Tatil bitti,kitapların da sonuna gelindi.Peki ben bu tatilde ne okudum?Neyi sevdim,neyi begenmedim?Eger okuyacak zamanınız varsa hepsini bir bir anlatıciiim:)


Aşk Tanrıçasının Yemek Okulu kitabını okumaya başladığımda konusu güzel olmasına ragmen bir türlü kitap beni içine alamadı.Sürüklemedi.Öyle olunca da yazın sıcağında hiç çekilmedi.Okumayı bıraktım.Şezlong kitabı değil anlayacagınız.Kitap biraz ilgi bekliyo,ben de onu okumak için kışı bekliyorum
Konusuna gelirsek buyukannesini çok seven torunun buyukannesinin restoranına sahip çıkması,onun gibi yemekler yapmaya çalısmasını anlatıyor.Tabi yemek yapmayı pek bilmeyen biri için çeşitli zorluklar ortaya çıkıyor bu da kitabı hafif komik bir hale getiriyor.
Ama dediğim gibi sezlong kitabı degiiil!!

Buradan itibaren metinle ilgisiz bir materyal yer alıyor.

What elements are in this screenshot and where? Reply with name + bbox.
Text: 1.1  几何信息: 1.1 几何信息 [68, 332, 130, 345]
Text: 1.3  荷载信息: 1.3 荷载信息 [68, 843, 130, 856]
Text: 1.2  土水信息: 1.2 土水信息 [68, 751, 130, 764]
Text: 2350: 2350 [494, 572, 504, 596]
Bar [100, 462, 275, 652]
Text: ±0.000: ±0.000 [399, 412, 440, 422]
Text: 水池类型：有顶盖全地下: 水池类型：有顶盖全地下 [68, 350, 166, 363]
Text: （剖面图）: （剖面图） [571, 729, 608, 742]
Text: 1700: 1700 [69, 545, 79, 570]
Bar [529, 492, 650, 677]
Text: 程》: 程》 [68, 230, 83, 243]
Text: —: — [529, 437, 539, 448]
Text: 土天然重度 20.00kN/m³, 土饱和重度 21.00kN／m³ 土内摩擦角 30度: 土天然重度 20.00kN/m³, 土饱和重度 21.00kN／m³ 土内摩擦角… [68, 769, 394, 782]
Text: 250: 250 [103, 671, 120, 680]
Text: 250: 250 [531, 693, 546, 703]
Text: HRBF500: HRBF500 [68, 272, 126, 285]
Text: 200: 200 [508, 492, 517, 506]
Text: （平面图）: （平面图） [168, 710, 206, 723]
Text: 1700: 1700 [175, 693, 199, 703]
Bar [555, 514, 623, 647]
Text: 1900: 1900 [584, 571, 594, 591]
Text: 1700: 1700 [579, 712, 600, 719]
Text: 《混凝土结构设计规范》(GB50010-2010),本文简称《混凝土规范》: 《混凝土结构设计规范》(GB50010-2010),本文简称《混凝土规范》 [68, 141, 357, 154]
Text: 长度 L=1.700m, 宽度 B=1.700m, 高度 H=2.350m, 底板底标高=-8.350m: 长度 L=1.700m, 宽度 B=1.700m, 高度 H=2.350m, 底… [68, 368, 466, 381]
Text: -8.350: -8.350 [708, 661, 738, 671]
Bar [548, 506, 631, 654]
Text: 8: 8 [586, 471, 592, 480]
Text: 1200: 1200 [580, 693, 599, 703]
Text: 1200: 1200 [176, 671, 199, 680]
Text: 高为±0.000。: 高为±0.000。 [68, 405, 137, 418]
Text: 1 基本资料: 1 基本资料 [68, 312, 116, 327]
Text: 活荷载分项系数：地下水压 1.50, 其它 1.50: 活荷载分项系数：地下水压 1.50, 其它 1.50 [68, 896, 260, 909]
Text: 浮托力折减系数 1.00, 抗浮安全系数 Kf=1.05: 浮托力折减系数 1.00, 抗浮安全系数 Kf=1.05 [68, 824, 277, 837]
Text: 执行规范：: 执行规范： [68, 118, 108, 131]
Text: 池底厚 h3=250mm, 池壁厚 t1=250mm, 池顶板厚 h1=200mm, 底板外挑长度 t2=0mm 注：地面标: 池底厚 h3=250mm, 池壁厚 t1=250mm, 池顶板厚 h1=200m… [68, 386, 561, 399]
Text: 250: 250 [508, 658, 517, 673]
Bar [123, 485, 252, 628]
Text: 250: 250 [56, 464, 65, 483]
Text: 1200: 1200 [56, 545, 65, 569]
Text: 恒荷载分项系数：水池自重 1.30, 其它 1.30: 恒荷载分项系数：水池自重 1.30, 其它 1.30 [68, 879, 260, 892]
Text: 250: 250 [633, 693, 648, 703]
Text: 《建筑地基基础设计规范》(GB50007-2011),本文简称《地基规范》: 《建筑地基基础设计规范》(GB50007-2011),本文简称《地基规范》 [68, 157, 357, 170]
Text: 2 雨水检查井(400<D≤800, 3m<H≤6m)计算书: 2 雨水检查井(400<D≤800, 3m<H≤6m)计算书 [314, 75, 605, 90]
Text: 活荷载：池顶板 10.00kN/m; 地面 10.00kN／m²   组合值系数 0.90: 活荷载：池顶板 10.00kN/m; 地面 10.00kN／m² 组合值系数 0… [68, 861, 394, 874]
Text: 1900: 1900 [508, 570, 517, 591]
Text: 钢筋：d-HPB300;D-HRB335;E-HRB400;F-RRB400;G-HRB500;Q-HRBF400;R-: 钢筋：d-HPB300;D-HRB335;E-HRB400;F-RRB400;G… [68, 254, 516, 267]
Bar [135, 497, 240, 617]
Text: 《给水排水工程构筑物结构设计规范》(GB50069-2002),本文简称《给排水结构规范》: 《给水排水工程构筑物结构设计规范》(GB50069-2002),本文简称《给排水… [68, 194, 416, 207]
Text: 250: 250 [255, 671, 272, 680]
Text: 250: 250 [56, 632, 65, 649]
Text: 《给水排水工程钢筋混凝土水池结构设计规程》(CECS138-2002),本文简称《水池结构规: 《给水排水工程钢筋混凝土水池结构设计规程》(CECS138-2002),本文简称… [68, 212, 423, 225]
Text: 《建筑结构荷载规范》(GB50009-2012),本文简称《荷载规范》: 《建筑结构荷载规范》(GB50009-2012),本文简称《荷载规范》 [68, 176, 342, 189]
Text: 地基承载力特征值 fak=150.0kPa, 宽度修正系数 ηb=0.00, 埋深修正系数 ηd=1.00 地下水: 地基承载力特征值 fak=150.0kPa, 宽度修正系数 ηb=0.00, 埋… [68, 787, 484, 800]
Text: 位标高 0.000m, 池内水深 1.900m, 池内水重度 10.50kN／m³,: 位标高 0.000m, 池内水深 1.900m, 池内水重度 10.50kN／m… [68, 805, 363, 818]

Sadece 5 dakikada aldım bu kitabı.Acelem vardı arkasını okudum bi sayfada içini.Hoop kasaya.İçimden de ''Bunu begenmezsem kitabım kalmaz napıcam ben''diye de düşünmedim değil.Kitabın konusu aslında basit.Varoş bir köyde zor sartlarda yetişmiş bi kızın üniversiteye gidişi ordaki ortama ayak uydurması eski hayatını silip atması ve sonra ummadıgı bi anda eskiye geri dönüş yapmak zorunda kalması anlatılıyor.Olaylar flashback seklinde.Kimi zaman eskide kimi zaman günümüzde.Ama hayatımda hiç bu kadar sürükleyici bi kitap okumamıstım diyebilirim.Neden olduğunu hala çozebilmiş degilim,sabah okumaya basladım aksam bitirdim.Yemek yerken bile aklımdaydı kitap.Hande Altaylıya kitabını çok begendiğime dair tweet atarken bi tweeti görmüştüm.''Kitap ayracının gereksiz oldugunu sizinle ogrendim''yazıyordu.Daha iyi anlatılamaz heralde bi kitabın güzelliği.Kesinlikle okuyun derim, asla pişman olmayacaksınız!